Смит оценивающе посмотрел на неё, словно прикидывая, стоит ли игра свеч.
— Её схватила инквизиция. В Испании это, знаете ли, было нормально — подозревать в колдовстве всех и каждого, а если ты дочь знахарки, а муж твой на досуге исцеляет прокажённых, у тебя немного шансов избежать костра.
И хотя голос его так и не дрогнул, Линда снова почувствовала, как её сковывает изнутри мертвенный холод. Его равнодушный и повседневный тон нагонял куда больше страха, чем привычные спектакли со слезами и истериками.
— А это исцеление — как оно происходит? Вы просто кладете на человека руки, и он…
— Увы, все очень непросто, — прервал ее Смит, отвернувшись к зарешеченному окну. — Это безумно…
***
…больно. Кажется, что всё тело пронзают раскаленные иглы. Нечто похожее пришлось испытать в подземельях Гаруна аль-Рашида, когда металл загоняли под ногти, но на этот раз во сто крат хуже. Как могло принести такую боль это юное создание, только начинающее жить?
Девушка глубоко вздохнула и открыла глаза. Несколько мгновений смотрела на меня непонимающим взглядом, а затем тихо вскрикнула и прижала руки к разорванному лифу платья.
— Беги, — махнул я рукой, не отдавая себе отчета, в ту ли сторону. — Предупреди своих. Это была разведка, завтра их будет в сто раз больше. Пусть вам пришлют помощь из Вокулёра.
— Что произошло? — прошептала девушка, перебирая в пальцах окровавленные лохмотья. — Я упала… И лошади… Это были англичане?
— Нет. — Язык словно порос волосами и еле ворочается, так что сам с трудом разбираю, что говорю. — Французы.
— Но как же?..
— Это война. Здесь нет своих и чужих, здесь каждый сам за себя. Беги в Домреми, возьми троих мужчин, и скачите во весь опор в Вокулёр.
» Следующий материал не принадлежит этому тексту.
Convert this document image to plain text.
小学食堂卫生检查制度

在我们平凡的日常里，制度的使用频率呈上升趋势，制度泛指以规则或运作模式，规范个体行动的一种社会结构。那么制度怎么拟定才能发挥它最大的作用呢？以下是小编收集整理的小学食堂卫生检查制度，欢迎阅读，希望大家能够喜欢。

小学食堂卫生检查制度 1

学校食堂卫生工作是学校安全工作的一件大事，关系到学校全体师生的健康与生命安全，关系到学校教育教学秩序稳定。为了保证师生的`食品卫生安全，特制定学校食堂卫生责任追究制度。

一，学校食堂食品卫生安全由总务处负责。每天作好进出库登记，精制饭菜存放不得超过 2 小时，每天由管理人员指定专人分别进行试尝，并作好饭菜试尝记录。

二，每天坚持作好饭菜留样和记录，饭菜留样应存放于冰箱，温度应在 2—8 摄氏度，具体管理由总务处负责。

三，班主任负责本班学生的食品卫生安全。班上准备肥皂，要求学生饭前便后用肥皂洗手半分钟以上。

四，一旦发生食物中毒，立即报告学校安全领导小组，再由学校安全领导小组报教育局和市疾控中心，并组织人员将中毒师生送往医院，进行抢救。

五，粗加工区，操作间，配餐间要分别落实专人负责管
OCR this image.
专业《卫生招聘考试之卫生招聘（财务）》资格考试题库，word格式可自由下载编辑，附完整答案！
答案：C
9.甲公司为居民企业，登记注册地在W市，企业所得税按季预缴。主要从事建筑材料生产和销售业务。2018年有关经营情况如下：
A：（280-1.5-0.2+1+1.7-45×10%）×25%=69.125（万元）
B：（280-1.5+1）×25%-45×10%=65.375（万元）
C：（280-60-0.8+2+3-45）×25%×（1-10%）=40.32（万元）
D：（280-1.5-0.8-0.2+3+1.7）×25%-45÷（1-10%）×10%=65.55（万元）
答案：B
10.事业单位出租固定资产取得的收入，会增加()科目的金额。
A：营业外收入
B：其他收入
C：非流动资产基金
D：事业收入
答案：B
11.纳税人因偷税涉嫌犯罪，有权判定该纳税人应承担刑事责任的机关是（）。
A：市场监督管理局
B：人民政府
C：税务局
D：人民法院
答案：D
Вы ещё можете спасти деревню.
В её голубых глазах снова появились слезы.
— Что они со мной сделали?
— Ничего.
— Но я помню… Лошади… Я упала, а они окружили… И так больно…
Нет, девочка, ты не знаешь, что такое боль. Боль — это когда глаза лопаются и текут по обгоревшим щекам. Это когда кровь в жилах закипает, а в горле словно кол застрял, дым и пепел заменяют воздух, и ты горишь, словно факел, ты уже мертва, но все еще чувствуешь… Тебе только предстоит это узнать.
— С тобой всё в порядке. — С трудом поднявшись на ноги, помогаю ей встать. — Они не причинили тебе вреда. Господь сохранил твою невинность.